No One Gets Out of Here Alive

Picture of Richard Citrin Ph.D., MBA
Richard Citrin Ph.D., MBA

We spent the week just south of Taos, New Mexico, near the Rio Grande Gorge, accompanying my brother-in-law, Miles, as he passed from this life.

It’s hard to believe that just a few months ago, he was with us in Palm Springs for our Christmas gathering. His vibrance and humor were unmistakable—he lit up the room. But the cancer he’d been quietly living with took hold quickly after that.

Miles was a gifted potter—50 years at the wheel. I remember a set he created after the Mount St. Helens eruption, using ash that had settled around his Seattle home. Out of chaos, he created something beautiful. That was Miles in a nutshell.

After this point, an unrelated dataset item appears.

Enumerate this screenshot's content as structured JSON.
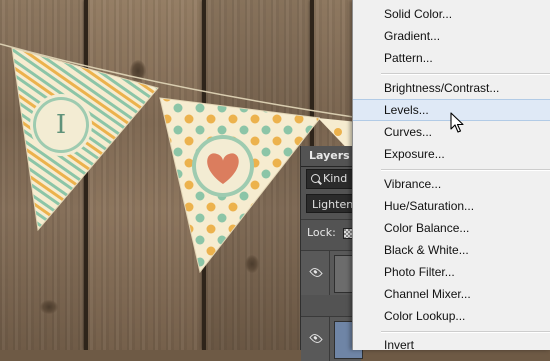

Walking through his studio last week, I was struck not just by the sheer volume of his work—wheels, kilns, shelves of pots, clay everywhere—but by how much of a scientist he was. Glaze test tiles, pH strips, hydrometers, specific gravity charts, oxide samples, notebooks full of glaze tests and firing schedules. He was always exploring, always learning, always tinkering.

And there, on his desk, right beside his glaze notes, was a book of poetry by Alfred, Lord Tennyson. It was open to a group of poems on death. The one that caught my eye was “I Wage Not Any Feud with Death.” A verse struck me as just right for him:

Nor blame I Death because he bare

The use of virtue out of earth;

I know transplanted human worth

Will bloom to profit otherwhere.

Surrounded by his tools, notes, and art, it was clear that Miles had already come to terms with his impermanence.

After his passing, friends and family reached out to share stories and support. One came from our son-in-law, Bill, who remembered a typical Miles moment: thirty years ago, our daughter Corinne went to answer the door at their home in Lincoln, Nebraska. When she opened it, there was Miles, unannounced and unexpected, on a cross-country trip delivering pottery to clients. He stayed a few days and, as always, left behind a few pieces of his work. Bill texted a photo of the bowls and dishes—they’re still in use today. “Miles’ hands,” he wrote, “are on every mug, plate, vase, and pitcher.”

His legacy lives on in the things he made.

That’s What’s Next, I think.

Not just death—but the imprint we leave. The objects we shape. The people we touch. The quiet ways we keep showing up.

Sometimes What’s Next isn’t reinvention. It’s continuity—how what we’ve done carries forward, even when we’re gone.

And sometimes it’s just clay, a kiln, a glaze recipe… and a poem left open on a workbench.